The Bradenton Times is an online newspaper founded and continuously published on the Internet from Bradenton, Florida. It is a web news and community resource site for Bradenton and Manatee County designed to supply broad coverage of information about the community as well as current local, regional, state, and national news. Podcast interviews were introduced in 2021 and they are posted at mid-week and often, are accompanied by an article of breaking news.

The stated philosophy of The Bradenton Times is to be a community voice by providing news of local, state, and national topics and additionally, by providing readers the opportunity to comment on news articles, submit local photographs, create their own news articles, participate in polls, and provide article-related forums directly on the site.

==History==
The newspaper was founded by and is published by Joe McClash, a former commissioner for Manatee County (from 1990-2012) and the owner of McClash Rentals, Inc. After serving in the United States Marine Corps from 1975–1979, at the age of twenty-four, he founded McClash Heating And Cooling, continuing that business from 1982–2002.

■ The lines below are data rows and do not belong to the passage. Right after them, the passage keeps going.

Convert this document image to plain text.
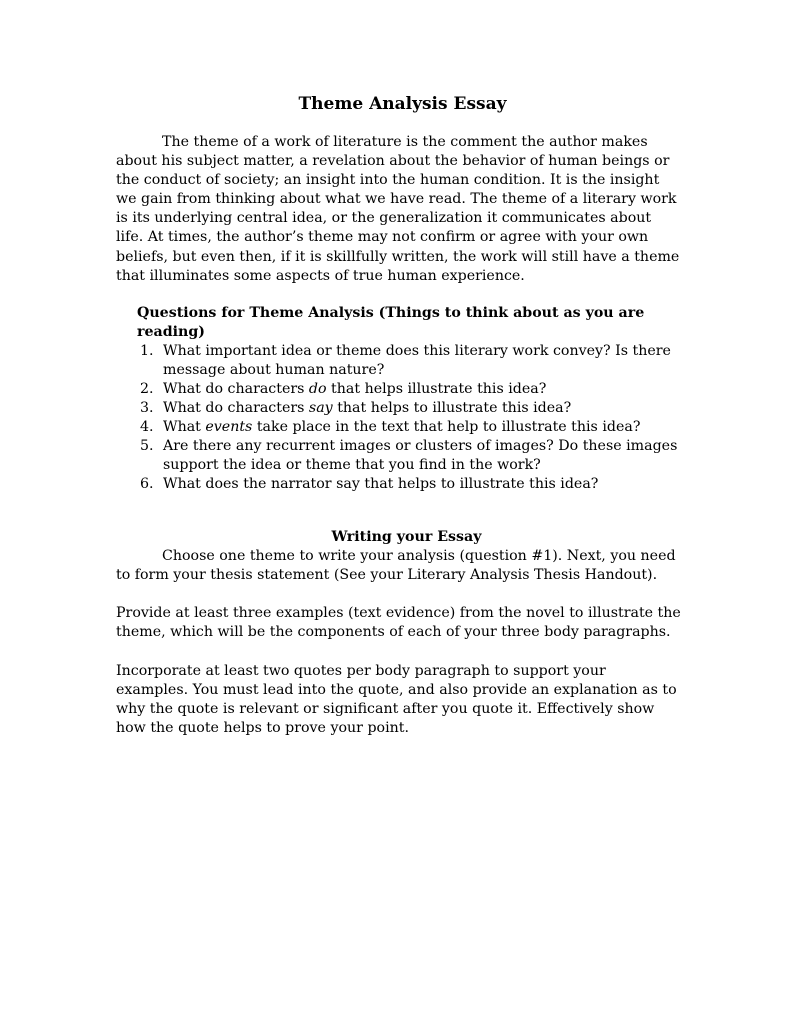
Theme Analysis Essay

The theme of a work of literature is the comment the author makes about his subject matter, a revelation about the behavior of human beings or the conduct of society; an insight into the human condition. It is the insight we gain from thinking about what we have read. The theme of a literary work is its underlying central idea, or the generalization it communicates about life. At times, the author’s theme may not confirm or agree with your own beliefs, but even then, if it is skillfully written, the work will still have a theme that illuminates some aspects of true human experience.

Questions for Theme Analysis (Things to think about as you are reading)
1. What important idea or theme does this literary work convey? Is there message about human nature?
2. What do characters do that helps illustrate this idea?
3. What do characters say that helps to illustrate this idea?
4. What events take place in the text that help to illustrate this idea?
5. Are there any recurrent images or clusters of images? Do these images support the idea or theme that you find in the work?
6. What does the narrator say that helps to illustrate this idea?
Writing your Essay

Choose one theme to write your analysis (question #1). Next, you need to form your thesis statement (See your Literary Analysis Thesis Handout).

Provide at least three examples (text evidence) from the novel to illustrate the theme, which will be the components of each of your three body paragraphs.

Incorporate at least two quotes per body paragraph to support your examples. You must lead into the quote, and also provide an explanation as to why the quote is relevant or significant after you quote it. Effectively show how the quote helps to prove your point.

He founded The Bradenton Times, often abbreviated to TBT, in 2008 to provide a "one-stop" location published for all community information and local news. The paper has a strong focus on local government. Their editorial section advocates for sustainable development, home rule, and government transparency. In 2022, Editor Dennis "Mitch" Maley stated that the paper's "founding ethos" was "good government which is supported by sustainable growth practices."

Official participation in other community government and affairs by McClash includes chair of Manatee County Port Authority, as well as serving on the Manatee County Civic Center Authority, West Coast Inland Navigation District, Environmental Action Commission, Tourist Development Council, and the Sarasota and Manatee Metropolitan Planning Organization. He also has participated in many other organizations in the community such as, CEO Roundtable, Tampa Bay National Estuary Program, Manatee Chamber of Commerce Joint Planning Committee, ITS Program, and the Bradenton Yacht Club.

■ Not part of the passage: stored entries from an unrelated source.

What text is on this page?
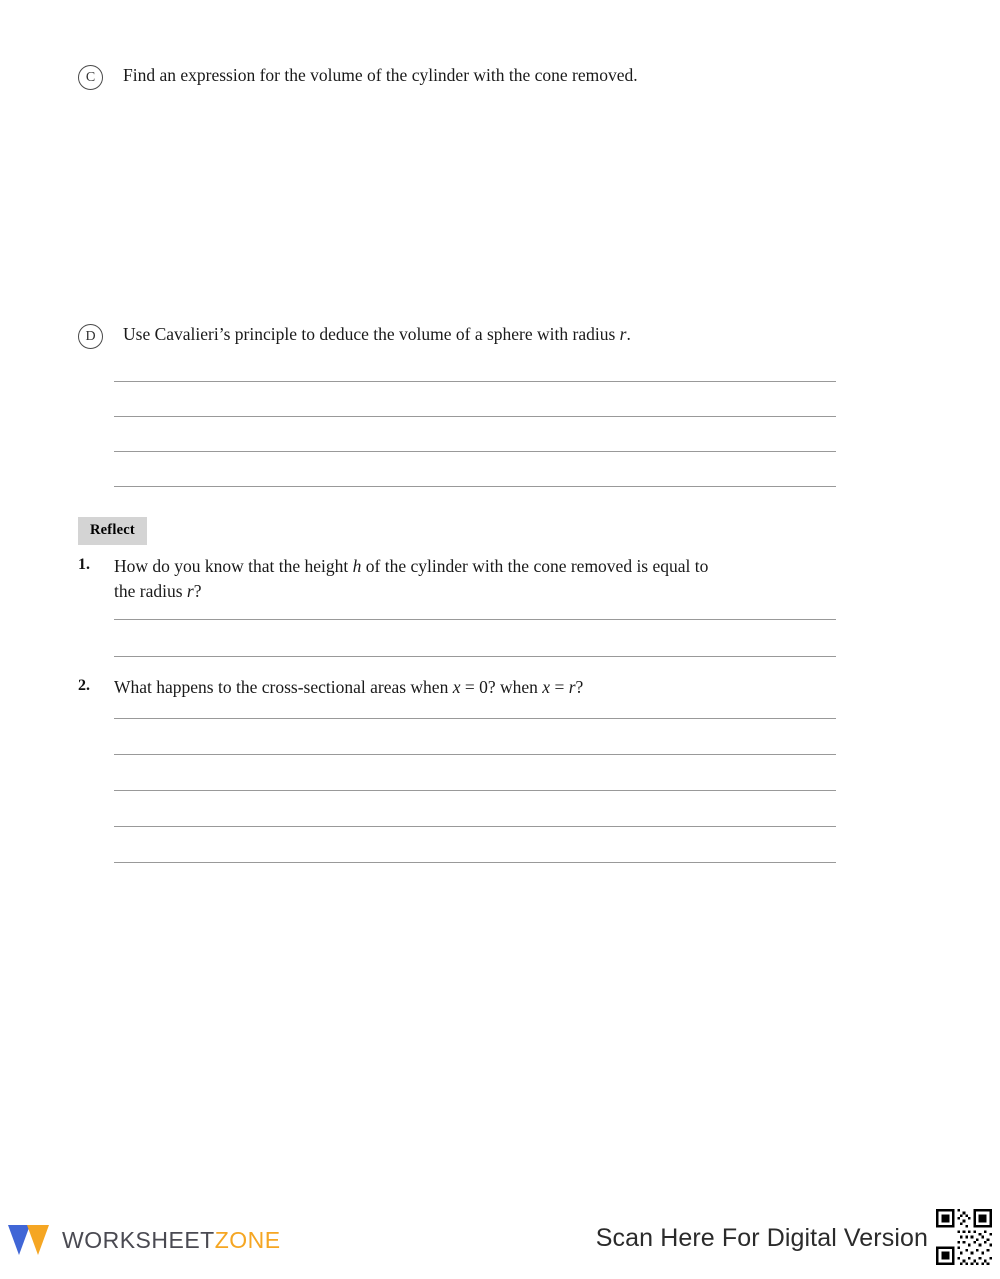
C	Find an expression for the volume of the cylinder with the cone removed.
D	Use Cavalieri’s principle to deduce the volume of a sphere with radius r.
Reflect
1. How do you know that the height h of the cylinder with the cone removed is equal to
the radius r?
2. What happens to the cross-sectional areas when x = 0? when x = r?
WORKSHEETZONE	Scan Here For Digital Version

On April 24, 2017, Joe McClash announced in an article published on the site that The Bradenton Times would end daily publication and become a weekly publication online. In 2021, a mid-weekly podcast was introduced that features interviews and commentary by the editor, Dennis Maley. Additional news updates were added on Wednesdays and Fridays. Also in 2021, Dawn Kitterman joined The Bradenton Times as an investigative reporter, focusing on local government.

Before joining The Bradenton Times, editor Dennis Maley was a freelance writer and regular contributor to a regional magazine, Creative Loafing. Maley also wrote a regular column for Boxing World magazine and had been a featured writer in many health and fitness publications. Initially, the Maley opinion column appeared each Thursday and Sunday and tending to focus on politics, economics, regional planning, and the environment. It continues to be featured on Sundays.